If you want to make an argument for something else being the representations of boolean variables than 0 for false and 1 for true, one could make the case for true being all bits set.

That would make it slightly easier to do things like memset()'ing a vector of boolean, or a struct containing a boolean like in this case. Backwards compatibility with pre-_Bool boolean expressions in C99 probably made that a non starter in any case.

discuss

adrian_b|21 days ago

A 1-bit integer can be interpreted as either a signed integer or as an unsigned integer, exactly like an integer number of any other size.

Converting a 1-bit integer to a byte-sized or word-sized integer, by using the same extension rules as for any other size (i.e. by using either sign extension or zero extension), yields as the converted value for "true" either "1" for the unsigned integer interpretation or the value with all ones (i.e. "-1") for the signed integer interpretation.

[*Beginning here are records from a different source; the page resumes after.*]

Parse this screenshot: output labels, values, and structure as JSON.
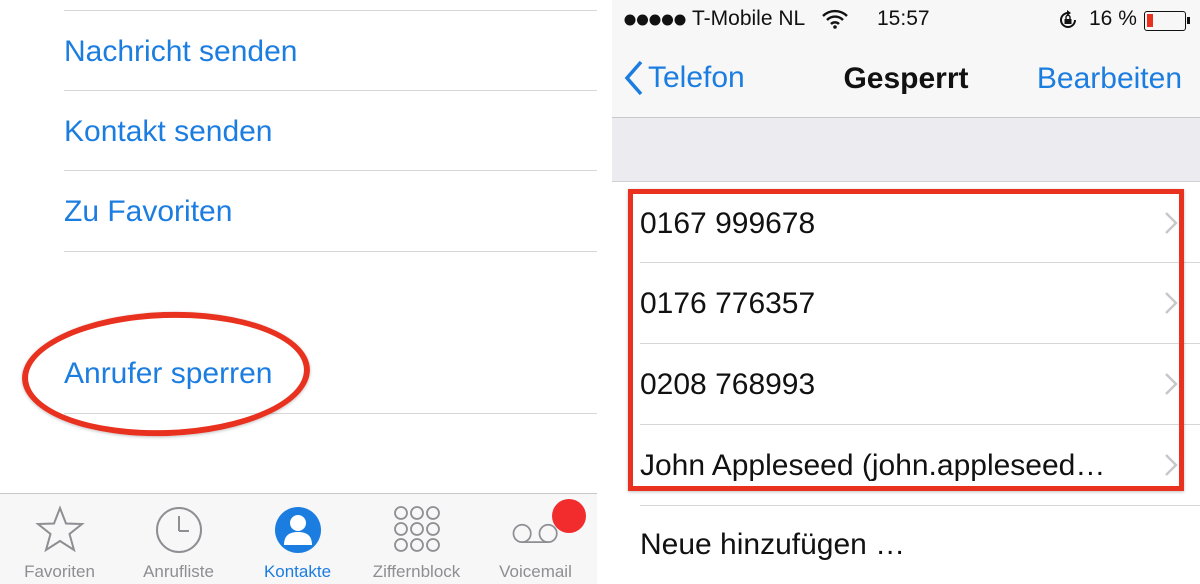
{
  "left_screen": {
    "menu_items": [
      {
        "label": "Nachricht senden"
      },
      {
        "label": "Kontakt senden"
      },
      {
        "label": "Zu Favoriten"
      },
      {
        "label": "Anrufer sperren"
      }
    ],
    "tabbar": {
      "tabs": [
        {
          "label": "Favoriten",
          "icon": "star-icon",
          "active": false
        },
        {
          "label": "Anrufliste",
          "icon": "clock-icon",
          "active": false
        },
        {
          "label": "Kontakte",
          "icon": "person-icon",
          "active": true
        },
        {
          "label": "Ziffernblock",
          "icon": "keypad-icon",
          "active": false
        },
        {
          "label": "Voicemail",
          "icon": "voicemail-icon",
          "active": false
        }
      ]
    }
  },
  "right_screen": {
    "status_bar": {
      "carrier": "T-Mobile NL",
      "time": "15:57",
      "battery_text": "16 %",
      "battery_level": 0.16
    },
    "nav_bar": {
      "back_label": "Telefon",
      "title": "Gesperrt",
      "edit_label": "Bearbeiten"
    },
    "blocked_list": [
      {
        "label": "0167 999678"
      },
      {
        "label": "0176 776357"
      },
      {
        "label": "0208 768993"
      },
      {
        "label": "John Appleseed (john.appleseed…"
      }
    ],
    "add_new_label": "Neue hinzufügen …"
  },
  "colors": {
    "accent": "#1c7de0",
    "annotation": "#e8321f",
    "badge": "#f22c2c",
    "battery": "#e8321f"
  }
}
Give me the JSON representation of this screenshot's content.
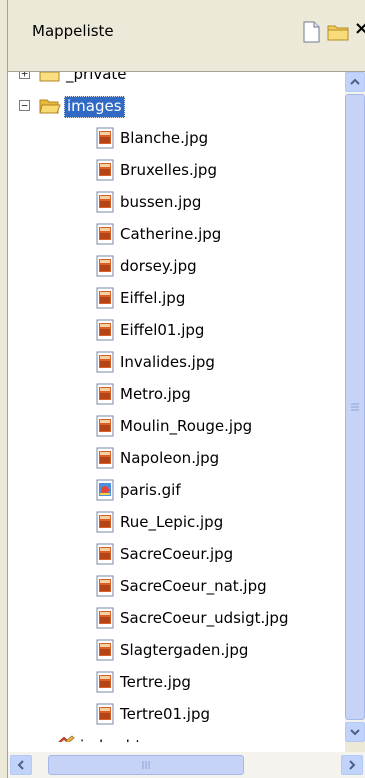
{
  "panel": {
    "title": "Mappeliste",
    "close_glyph": "×"
  },
  "tree": [
    {
      "label": "_private",
      "type": "folder",
      "expander": "+",
      "expanded": false,
      "selected": false,
      "icon": "folder-icon"
    },
    {
      "label": "images",
      "type": "folder",
      "expander": "−",
      "expanded": true,
      "selected": true,
      "icon": "folder-open-icon"
    },
    {
      "label": "Blanche.jpg",
      "type": "jpg",
      "icon": "image-file-icon"
    },
    {
      "label": "Bruxelles.jpg",
      "type": "jpg",
      "icon": "image-file-icon"
    },
    {
      "label": "bussen.jpg",
      "type": "jpg",
      "icon": "image-file-icon"
    },
    {
      "label": "Catherine.jpg",
      "type": "jpg",
      "icon": "image-file-icon"
    },
    {
      "label": "dorsey.jpg",
      "type": "jpg",
      "icon": "image-file-icon"
    },
    {
      "label": "Eiffel.jpg",
      "type": "jpg",
      "icon": "image-file-icon"
    },
    {
      "label": "Eiffel01.jpg",
      "type": "jpg",
      "icon": "image-file-icon"
    },
    {
      "label": "Invalides.jpg",
      "type": "jpg",
      "icon": "image-file-icon"
    },
    {
      "label": "Metro.jpg",
      "type": "jpg",
      "icon": "image-file-icon"
    },
    {
      "label": "Moulin_Rouge.jpg",
      "type": "jpg",
      "icon": "image-file-icon"
    },
    {
      "label": "Napoleon.jpg",
      "type": "jpg",
      "icon": "image-file-icon"
    },
    {
      "label": "paris.gif",
      "type": "gif",
      "icon": "gif-file-icon"
    },
    {
      "label": "Rue_Lepic.jpg",
      "type": "jpg",
      "icon": "image-file-icon"
    },
    {
      "label": "SacreCoeur.jpg",
      "type": "jpg",
      "icon": "image-file-icon"
    },
    {
      "label": "SacreCoeur_nat.jpg",
      "type": "jpg",
      "icon": "image-file-icon"
    },
    {
      "label": "SacreCoeur_udsigt.jpg",
      "type": "jpg",
      "icon": "image-file-icon"
    },
    {
      "label": "Slagtergaden.jpg",
      "type": "jpg",
      "icon": "image-file-icon"
    },
    {
      "label": "Tertre.jpg",
      "type": "jpg",
      "icon": "image-file-icon"
    },
    {
      "label": "Tertre01.jpg",
      "type": "jpg",
      "icon": "image-file-icon"
    },
    {
      "label": "index.htm",
      "type": "htm",
      "icon": "home-page-icon"
    }
  ],
  "colors": {
    "selection": "#316ac5",
    "chrome": "#ece9d8",
    "scrollbar": "#c6d3f7"
  }
}
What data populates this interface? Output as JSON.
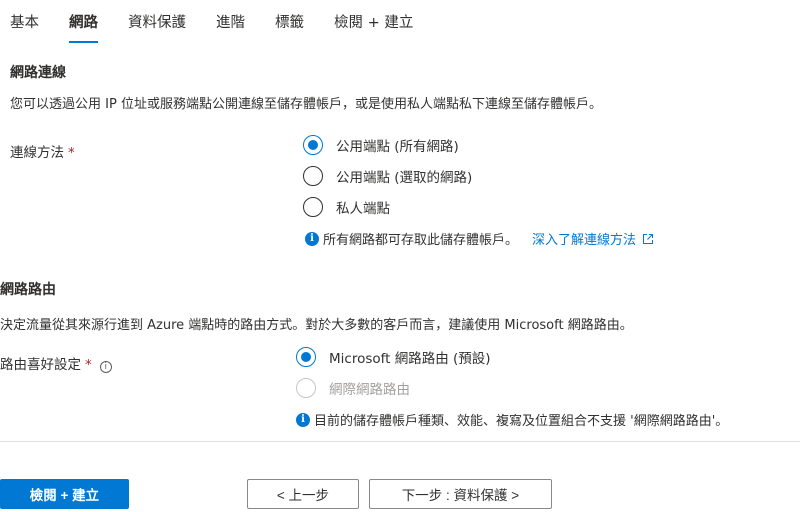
{
  "tabs": [
    {
      "label": "基本"
    },
    {
      "label": "網路",
      "active": true
    },
    {
      "label": "資料保護"
    },
    {
      "label": "進階"
    },
    {
      "label": "標籤"
    },
    {
      "label": "檢閱 + 建立"
    }
  ],
  "connectivity": {
    "title": "網路連線",
    "description": "您可以透過公用 IP 位址或服務端點公開連線至儲存體帳戶，或是使用私人端點私下連線至儲存體帳戶。",
    "field_label": "連線方法",
    "required_mark": "*",
    "options": [
      {
        "label": "公用端點 (所有網路)",
        "selected": true
      },
      {
        "label": "公用端點 (選取的網路)",
        "selected": false
      },
      {
        "label": "私人端點",
        "selected": false
      }
    ],
    "note": "所有網路都可存取此儲存體帳戶。",
    "link": "深入了解連線方法",
    "info_icon": "info-filled-icon",
    "external_icon": "external-link-icon"
  },
  "routing": {
    "title": "網路路由",
    "description": "決定流量從其來源行進到 Azure 端點時的路由方式。對於大多數的客戶而言，建議使用 Microsoft 網路路由。",
    "field_label": "路由喜好設定",
    "required_mark": "*",
    "tooltip_icon": "i",
    "options": [
      {
        "label": "Microsoft 網路路由 (預設)",
        "selected": true,
        "disabled": false
      },
      {
        "label": "網際網路路由",
        "selected": false,
        "disabled": true
      }
    ],
    "note": "目前的儲存體帳戶種類、效能、複寫及位置組合不支援 '網際網路路由'。"
  },
  "footer": {
    "review_create": "檢閱 + 建立",
    "previous": "< 上一步",
    "next": "下一步 : 資料保護 >"
  },
  "colors": {
    "accent": "#0078d4",
    "required": "#a4262c",
    "text": "#323130",
    "disabled": "#a19f9d"
  }
}
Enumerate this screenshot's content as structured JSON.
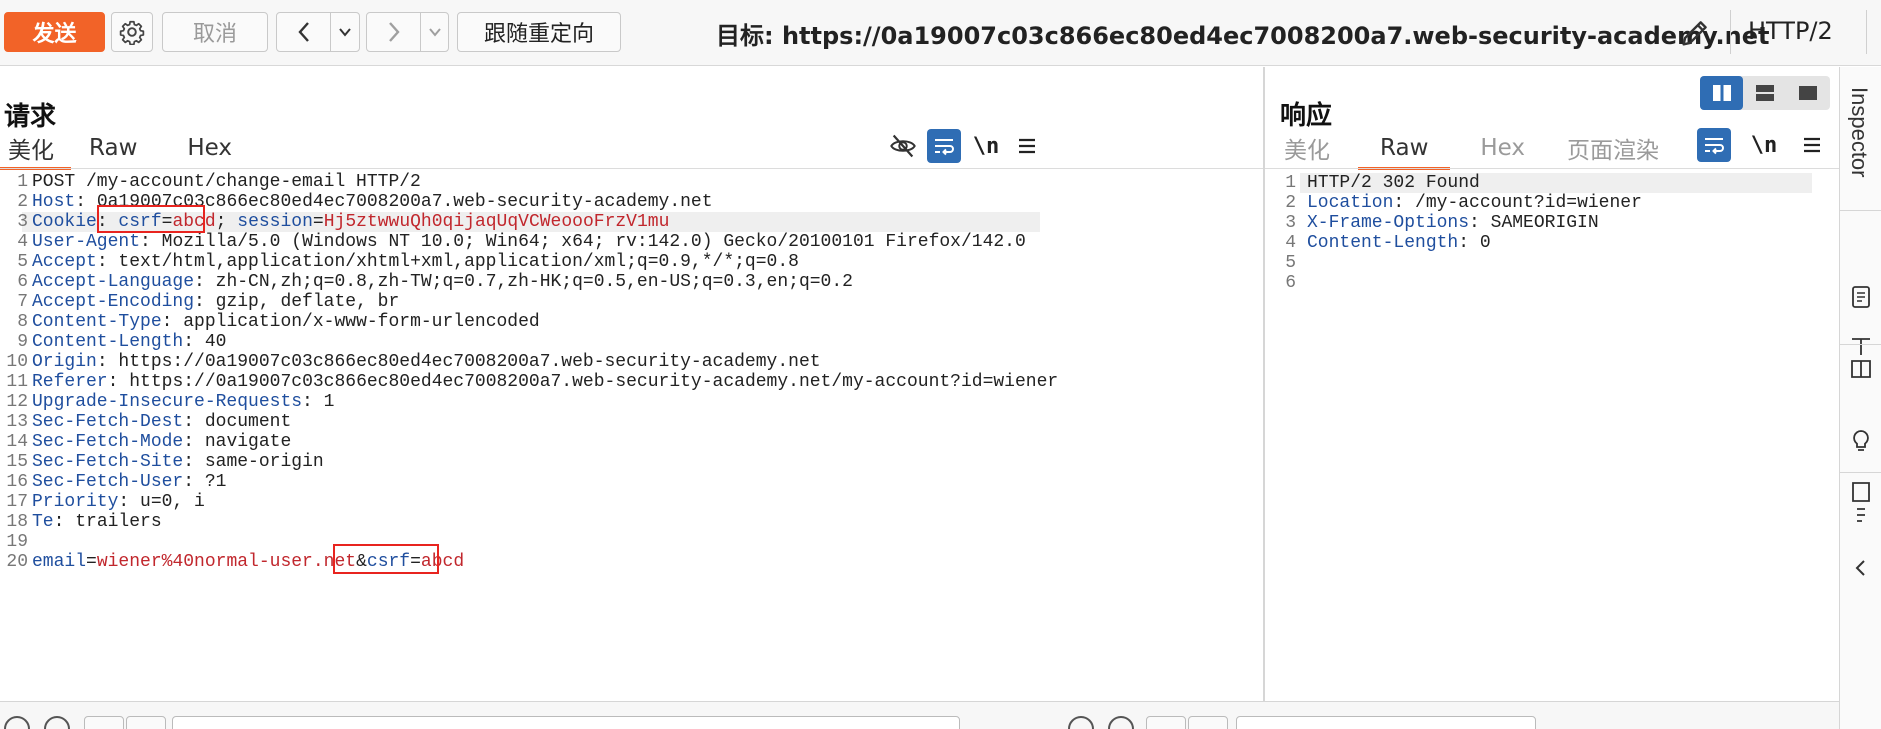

So you could have "unsigned bool" and "signed bool", exactly like you have "unsigned char" and "signed char", to choose between the 2 possible representations.

alberto-m|21 days ago

> one could make the case for true being all bits set

Historical note: this was the case in QBasic, where true was defined as -1.

Joker_vD|21 days ago

There, apparently, were quite a number of ISAs where checking the sign bit was more convenient (performant?) than checking (in)equality with zero.

jabl|20 days ago

Some Fortran compilers also did this. MS Powerstation Fortran at least, IIRC.